Je vous invite déjà à (re)lire l’étude de cas de Gender Derby que j’ai réalisé il y a quelques temps, sa réalisatrice Camille Ducellier et son producteur Romain Bonnin ont déjà beaucoup de bonnes choses à vous raconter…

Bonnes idées et astuces pour les créateurs de vidéo verticale

Une première bonne idée, déjà maintes fois utilisées dans des créations verticales : l’écran partagé. Un écran vertical (9:16) coupé par la moitié donnera ainsi naissance à deux écrans (presque) carrés.

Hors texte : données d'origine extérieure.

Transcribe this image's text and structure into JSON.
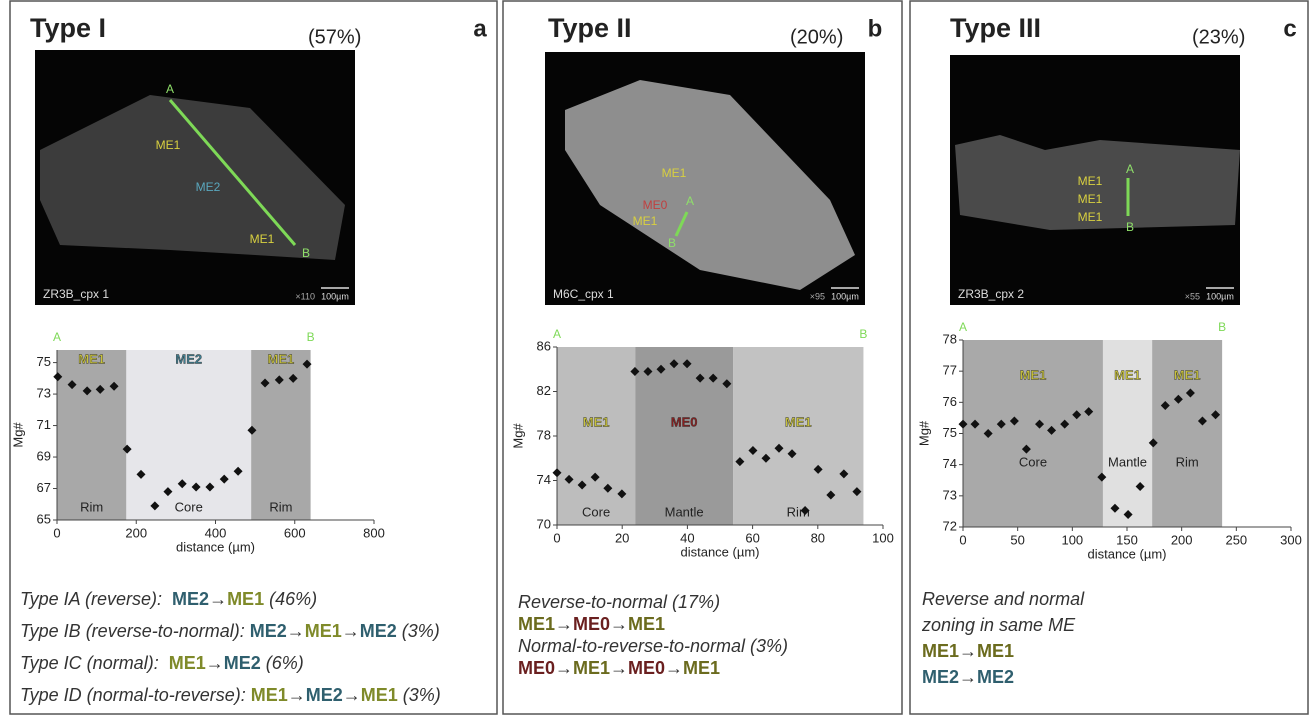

De quoi jouer avec de multiples possibilités et combinaisons :

Dans ces trois scènes de Gender Derby, vous retrouvez une même action avec deux valeurs de plan (à gauche), deux actions similaires avec deux valeurs de plan (centre) ou encore deux actions différentes (à droite).

Mais dites-vous bien que rien ne vous oblige à couper au centre, ni même de façon rectiligne :

A l’instar de l’écran partagé, de nombreuses techniques de réalisation « horizontale » peuvent être transposée, détournée, adaptée, en vertical. Parmi d’autres, l’utilisation de l’espace négatif peut s’avérer particulièrement saisissant :

Il serait bien illusoire de vouloir dresser une liste exhaustive de bonnes idées et techniques mais je pense qu’il est surtout important de rappeler que la création verticale reste largement à défricher.

Il faut donc se lâcher, s’approprier le format, et privilégier une façon de produire « native » : tourner directement en vertical (et non recadrer une image horizontale), monter ses vidéos avec des outils de travail paramétrés pour la vidéo verticale et visualiser en permanence son travail sur un mobile pour bien se rendre compte du résultat final !

Et avec tout ça, il ne nous reste plus qu’à changer le sens que l’on donne aux images.